Guatemala police pursuing leads
FBI quizzing tour members; Utahn's funeral is today
Authorities were chasing leads Tuesday in the shooting death of Ogden architect Brett Richards during an attack last week on a Book of Mormon tour bus in Guatemala.
Funeral services are scheduled today in Ogden for Richards, 52, who died Wednesday after he was shot while scuffling with a group of armed bandits that ambushed the tour bus near the Mexican border.
Members of the Orem-based tour group, which visited sites some consider connected to The Church of Jesus Christ of Latter-day Saints, have been interviewed by FBI agents in Guatemala as well as in Salt Lake City, said the victim's brother, Reed Richards.
A team of FBI agents from Miami arrived in Guatemala on Friday, he said, and fingerprinted the tour bus and produced composite drawings of the suspects. The FBI is also following the trail left by a stolen credit card.
Reed Richards said the bandits asked only for money and jewelry, not passports or credit cards. However, one passenger discovered his credit card was missing. That card was used about a dozen times, he said.
Three suspects were recorded on video surveillance equipment using the card to purchase more than $600 in merchandise at a perfume and jewelry store, according to a press release from Book of Mormon Tours.
Guatemala police have focused their search for the armed bandits on a group of local men who have a reputation for highway robberies, said Oscar Tiberon, a public relations officer for the national government.

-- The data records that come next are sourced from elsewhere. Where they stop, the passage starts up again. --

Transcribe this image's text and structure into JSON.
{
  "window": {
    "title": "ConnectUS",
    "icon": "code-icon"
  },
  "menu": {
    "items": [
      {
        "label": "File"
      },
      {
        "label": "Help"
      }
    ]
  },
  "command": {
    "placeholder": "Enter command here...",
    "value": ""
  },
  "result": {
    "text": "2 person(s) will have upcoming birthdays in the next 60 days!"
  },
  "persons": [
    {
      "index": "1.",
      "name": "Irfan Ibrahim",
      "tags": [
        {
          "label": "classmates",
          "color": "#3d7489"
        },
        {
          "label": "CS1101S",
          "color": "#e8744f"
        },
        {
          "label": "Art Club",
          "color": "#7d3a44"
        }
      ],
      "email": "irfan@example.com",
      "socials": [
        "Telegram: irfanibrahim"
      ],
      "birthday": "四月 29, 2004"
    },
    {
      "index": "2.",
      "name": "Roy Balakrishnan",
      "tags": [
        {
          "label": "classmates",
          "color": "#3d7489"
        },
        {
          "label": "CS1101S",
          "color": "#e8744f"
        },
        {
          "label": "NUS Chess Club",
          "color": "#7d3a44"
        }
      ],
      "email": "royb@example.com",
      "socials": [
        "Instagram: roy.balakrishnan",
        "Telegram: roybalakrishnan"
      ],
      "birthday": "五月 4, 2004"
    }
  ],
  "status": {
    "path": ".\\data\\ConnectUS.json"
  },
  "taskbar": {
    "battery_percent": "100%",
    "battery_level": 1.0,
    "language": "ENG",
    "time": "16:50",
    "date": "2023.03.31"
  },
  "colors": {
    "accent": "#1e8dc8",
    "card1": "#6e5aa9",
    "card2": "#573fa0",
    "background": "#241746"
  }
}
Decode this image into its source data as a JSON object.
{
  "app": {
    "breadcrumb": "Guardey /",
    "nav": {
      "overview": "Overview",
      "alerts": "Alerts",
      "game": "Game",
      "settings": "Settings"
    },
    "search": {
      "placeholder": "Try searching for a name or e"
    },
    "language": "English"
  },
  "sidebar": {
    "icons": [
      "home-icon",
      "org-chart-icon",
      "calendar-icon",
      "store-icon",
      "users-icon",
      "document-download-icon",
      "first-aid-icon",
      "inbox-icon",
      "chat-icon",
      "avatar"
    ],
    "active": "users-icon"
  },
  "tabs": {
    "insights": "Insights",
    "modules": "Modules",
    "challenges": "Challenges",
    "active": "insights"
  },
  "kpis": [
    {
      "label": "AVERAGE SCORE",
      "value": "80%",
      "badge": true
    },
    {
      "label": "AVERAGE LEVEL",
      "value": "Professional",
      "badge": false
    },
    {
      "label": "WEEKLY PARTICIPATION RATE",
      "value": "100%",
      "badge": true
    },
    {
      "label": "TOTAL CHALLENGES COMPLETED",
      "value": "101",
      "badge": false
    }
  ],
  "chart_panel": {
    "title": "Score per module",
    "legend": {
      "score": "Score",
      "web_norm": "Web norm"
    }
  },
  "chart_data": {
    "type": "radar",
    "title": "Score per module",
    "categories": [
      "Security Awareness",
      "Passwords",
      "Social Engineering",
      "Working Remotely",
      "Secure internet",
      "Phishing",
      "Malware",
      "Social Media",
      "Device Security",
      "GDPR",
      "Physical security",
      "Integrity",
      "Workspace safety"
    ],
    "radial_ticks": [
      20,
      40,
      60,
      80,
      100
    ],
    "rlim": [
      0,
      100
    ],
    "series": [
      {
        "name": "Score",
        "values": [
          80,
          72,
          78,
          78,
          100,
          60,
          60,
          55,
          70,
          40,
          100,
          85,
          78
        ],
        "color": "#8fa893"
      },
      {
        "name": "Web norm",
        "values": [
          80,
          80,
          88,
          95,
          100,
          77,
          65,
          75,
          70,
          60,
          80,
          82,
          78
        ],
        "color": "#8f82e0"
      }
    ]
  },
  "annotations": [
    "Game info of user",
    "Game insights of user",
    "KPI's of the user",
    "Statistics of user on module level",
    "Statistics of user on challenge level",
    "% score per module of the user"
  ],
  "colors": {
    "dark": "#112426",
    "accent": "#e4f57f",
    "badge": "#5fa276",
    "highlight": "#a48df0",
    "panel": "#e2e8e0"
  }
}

Speaking from Guatemala on Tuesday, Tiberon said the police feel confident that the gang is responsible for Richard's murder but are hesitant to release further information until the men have been detained and questioned.
Several searches have been made in the Quezaltenango area where the ambush took place, but evidence is still inconclusive, he added.
"This is a really big thing. It's a huge case. It's a murder," said Tiberon in Spanish. "Since the investigation is of such a serious nature, we first have to ask some serious questions."
Anna Arrojo, who works for Libre Prensa, a Guatemala City
newspaper, said Tuesday that police have placed roadblocks along the road where the bus was ambushed and increased police presence from Quezaltenango to the Mexican border, though police suspect the robbers are hiding near the rural town of Colomba.